In the debate over how to fix Illinois’ worst-in-the-nation pension problem, the people who argue that retirement pay and benefits need to be protected at all costs have always held the high ground.
The law is on their side: Pensions are a contract, the benefits of which “shall not be diminished or impaired,” the Illinois Constitution says. Some go a step further. Protecting pensions as promised, they say, is a moral imperative, too.
Gov. J.B. Pritzker has staked out that argument.
But lest we forget: A contract is an agreement between two parties, and both parties are entitled to the rights granted under the terms of their compact.
We’re all familiar with the rights of the contract from the perspective of the state’s workers and retirees. They can count on the pension benefits they’re promised the day they start work, to the penny, in their retirement years.

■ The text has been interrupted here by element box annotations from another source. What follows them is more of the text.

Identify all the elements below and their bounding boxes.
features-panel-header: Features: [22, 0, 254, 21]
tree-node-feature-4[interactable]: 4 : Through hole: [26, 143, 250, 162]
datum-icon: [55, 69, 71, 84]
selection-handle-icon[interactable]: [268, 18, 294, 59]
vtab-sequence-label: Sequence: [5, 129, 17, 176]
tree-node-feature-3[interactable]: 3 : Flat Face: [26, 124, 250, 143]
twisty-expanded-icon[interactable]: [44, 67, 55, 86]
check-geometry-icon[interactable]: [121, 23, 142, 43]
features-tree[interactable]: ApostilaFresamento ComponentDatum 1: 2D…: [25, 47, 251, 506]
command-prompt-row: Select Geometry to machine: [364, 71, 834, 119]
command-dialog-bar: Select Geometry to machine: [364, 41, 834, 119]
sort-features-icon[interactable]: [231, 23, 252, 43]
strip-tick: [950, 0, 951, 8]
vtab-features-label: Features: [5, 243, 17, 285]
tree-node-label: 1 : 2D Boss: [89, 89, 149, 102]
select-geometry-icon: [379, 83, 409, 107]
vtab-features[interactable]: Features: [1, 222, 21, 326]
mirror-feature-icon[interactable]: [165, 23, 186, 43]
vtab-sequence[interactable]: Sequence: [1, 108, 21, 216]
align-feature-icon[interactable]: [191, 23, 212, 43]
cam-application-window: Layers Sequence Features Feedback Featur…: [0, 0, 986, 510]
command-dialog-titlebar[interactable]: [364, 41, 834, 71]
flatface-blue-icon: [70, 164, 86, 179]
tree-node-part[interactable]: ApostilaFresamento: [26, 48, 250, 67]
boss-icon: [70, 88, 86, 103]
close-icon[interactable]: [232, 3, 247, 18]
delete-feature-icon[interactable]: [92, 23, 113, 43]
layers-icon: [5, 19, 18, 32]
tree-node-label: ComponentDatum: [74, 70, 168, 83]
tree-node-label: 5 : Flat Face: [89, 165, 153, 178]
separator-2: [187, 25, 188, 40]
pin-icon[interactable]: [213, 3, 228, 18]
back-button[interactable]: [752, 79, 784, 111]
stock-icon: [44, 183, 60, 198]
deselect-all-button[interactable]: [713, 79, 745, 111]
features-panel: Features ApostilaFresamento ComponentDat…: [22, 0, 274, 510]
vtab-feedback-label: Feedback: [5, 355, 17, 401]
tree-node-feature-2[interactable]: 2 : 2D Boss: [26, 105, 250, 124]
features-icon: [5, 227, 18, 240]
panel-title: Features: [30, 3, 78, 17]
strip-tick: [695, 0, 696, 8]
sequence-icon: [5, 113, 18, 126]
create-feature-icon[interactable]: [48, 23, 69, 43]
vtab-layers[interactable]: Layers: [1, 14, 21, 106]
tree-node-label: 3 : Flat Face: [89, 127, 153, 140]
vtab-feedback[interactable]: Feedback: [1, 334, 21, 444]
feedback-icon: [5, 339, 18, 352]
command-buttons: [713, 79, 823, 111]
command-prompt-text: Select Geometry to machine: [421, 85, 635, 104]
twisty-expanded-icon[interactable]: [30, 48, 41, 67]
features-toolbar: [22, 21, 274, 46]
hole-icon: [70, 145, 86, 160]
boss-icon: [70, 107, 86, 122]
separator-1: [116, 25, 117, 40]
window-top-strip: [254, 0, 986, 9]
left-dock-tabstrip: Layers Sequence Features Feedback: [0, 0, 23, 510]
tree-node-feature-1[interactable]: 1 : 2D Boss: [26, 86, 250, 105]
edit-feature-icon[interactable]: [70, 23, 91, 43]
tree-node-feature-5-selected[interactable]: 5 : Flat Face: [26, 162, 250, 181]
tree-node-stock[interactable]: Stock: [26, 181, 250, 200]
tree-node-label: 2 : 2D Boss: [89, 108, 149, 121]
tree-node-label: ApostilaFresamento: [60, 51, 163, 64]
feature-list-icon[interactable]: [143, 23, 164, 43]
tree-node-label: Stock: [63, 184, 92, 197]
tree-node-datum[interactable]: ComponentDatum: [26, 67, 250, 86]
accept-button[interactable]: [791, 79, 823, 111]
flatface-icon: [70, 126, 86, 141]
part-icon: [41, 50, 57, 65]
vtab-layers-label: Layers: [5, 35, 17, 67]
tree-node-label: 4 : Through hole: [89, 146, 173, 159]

But state government and the taxpayers who fund it are party to the pensions contract, too. When we hire teachers, public safety and health workers, office workers and other public employees, we promise them pensions. But that contract obligates us to not a penny more. We have a right to rely on that benefit, just as retirees have a right to their pension checks, too.
This understanding is vitally important now, because there is an effort underway to convince our Springfield lawmakers that the pensions contract agreed to by state employees hired since 2011 should be sweetened, with taxpayers covering the additional costs.
The post-2010 retirement packages are known as “Tier 2” benefits. The move to reverse taxpayers’ savings on pension costs goes by the slogan “Undo Tier 2.”
The topic is on the table because a narrow section of the Tier 2 pension promise must indeed be fixed. Tier 2 benefits are not growing as fast as Social Security checks, and this violates a safe-harbor provision in federal law.
The actual problem is narrow, and the legislature is considering ways to fix it. But the little-known codicil is being used as a wedge to do much more.
The Undo Tier 2 slogan evidently was penned by the Illinois Education Association, a leader in the union pressure campaign that delivered tens of thousands of emails and in-person demonstrators to the statehouse last week. The American Federation of State, County and Municipal Employees — the state’s largest public employees union — joined in pressuring lawmakers to vacate the contract many AFSCME members agreed to when they first went to work for the state.
The stakes are high. Even the narrowest Tier 2 fix would cost taxpayers $5.6 billion by 2045, according to a state consultant’s report. Proponents of Undo Tier 2 have offered no estimates for what their more ambitious plans would cost because, well, they would break the state’s bank.
Tier 2 has saved Illinois taxpayers billions of dollars already. It raised the retirement age, reduced the rate of growth in retirees’ pension checks and capped the pensionable salary for public employees. The creation of Tier 2 was the state’s best hope for reining in pension costs that were spiraling out of control, due to the 3% compounded annual growth in pension checks that contributed toward today’s $142 billion in state pension debt.
The state’s savings from Tier 2 are projected to grow over time — especially now that about half of active state employees and retirees today are eligible for Tier 2 benefits.
With a Tier 2 fix under active discussion in Springfield this year, the risk of a runaway cost to state budgets is real. Even some fiscally responsible lawmakers are saying that some sort of “sweetener” will be required. Creating more generous cost-of-living allowances, reducing the retirement age to as low as 60 or boosting the way a pensionable salary is calculated is among the options being discussed.
Pritzker has seen this problem coming. And so far, he is handling it just right.
In the midst of last week’s union pressure campaign, Pritzker told reporters that the costs of even the simplest Tier 2 repair are not yet known. And he parried growing pressure for some sort of sweetener to go along with a must-do fix.
Even the simplest adjustment to Tier 2 — the move to bring pension checks in line with Social Security benefits — would be a sweetener, Pritzker explained, because it would go beyond the state’s existing commitment. “That, in a way, is a sweetener in the sense that it’s going to cost taxpayers something,” he said.
Coming from Pritzker, that’s a powerful statement. After all, he backed Amendment 1 to the state constitution that broadly expands workers’ rights. He signed a generous four-year contract with AFSCME last summer, which includes a nearly 18% pay raise over four years, at a cost of $625 million to taxpayers.
And Pritzker has refused even to consider an amendment that would weaken the state constitution’s pension clause. The idea is “a fantasy,” he said in his 2020 budget address, that would lead only to a legal dead end.
“The idea that all of this can be fixed with a single silver bullet ignores the protracted legal battle that will ultimately run headlong into the contracts clause of the U.S. Constitution,” he said.
Contracts do have consequences. And the same Illinois pensions clause that protects workers’ pension checks likely protects taxpayers’ pocketbooks, too.
David Greising is president and CEO of the Better Government Association.